Lacher is usually in the middle of three books at any given time: one for his bedroom, one for his bathroom and one for his kitchen table. Recently, it was “The Martian” by Andy Weir, “The Tree” by Colin Tudge and “10% Happier” by Dan Harris, respectively.
Whenever he finds a book to be worthwhile, he’s likely to recommend it to his customers.
And if a customer wants a book that isn’t sold in the store, Lacher orders it. In fact, that’s how some of his bestsellers have been introduced to the store.
About 10 years ago, a woman placed a special order for a copy of Kent Meyers’ “The Work of Wolves.” Lacher read it, loved it, ordered more and has sold 158 copies since then.
Aimee Hopkins, who lives just across the bridge on Verona Island, has been coming to BookStacks for about eight years.
“It’s got a real cool atmosphere, and the people that come in here are really friendly,” Hopkins explained. “It’s got a little hometown, country store kind of feel.”
She might come in as often as five or six times a week to get a cup of coffee, use the free Wi-Fi, browse the knitting magazines and visit with the other regulars who drop by.
Tom Goodman, a financial adviser for Financial Solutions in downtown Bucksport, has been a loyal patron since about 2001.

Tom Goodman, who works down the street from BookStacks at Financial Solutions, holds his daily cup of “pretty good” coffee.
PHOTO BY LAURA COLE
He makes the two-minute hike down the block to BookStacks at around 2 p.m. every day to grab a cup of “pretty good” coffee —according to the sign above the machines — and exchange some friendly banter with Lacher.
Goodman takes advantage of the diversity of books available at the store, purchasing everything from science fiction novels —most recently “The Martian” at Lacher’s suggestion, or “peer pressure,” as Goodman refers to it — to instructional texts about new hobbies.

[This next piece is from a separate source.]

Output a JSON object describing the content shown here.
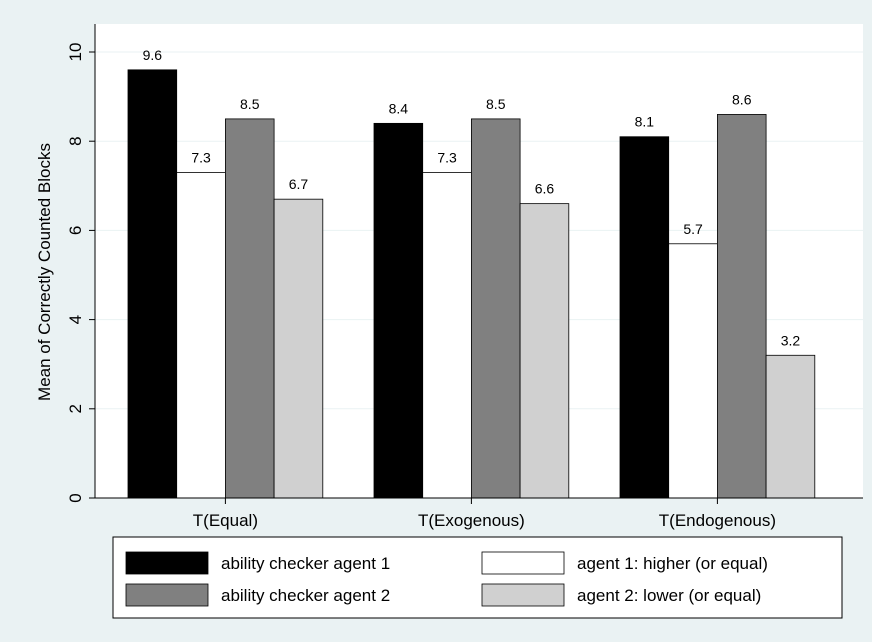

“I’ve got a freshwater [fish] tank at the office now, so I bought five, 10 books from Andy and did some research online and learned how to [take care of it],” Goodman said.
Despite all of Lacher’s personal recommendations, and all the books that come to him from customers’ special orders, the number-one seller in his store is still the Maine Atlas and Gazetteer. He’s sold 742 copies since he installed the current computer system three years into his business.
“Everyone has one,” Lacher shrugged.
BookStacks
Where: 71 Main St., Bucksport
Hours: Monday-Wednesday 9 a.m.-6 p.m., Thursday 9 a.m.-8 p.m., Friday-Saturday 9 a.m.-6 p.m. and Sunday 9 a.m.-3 p.m.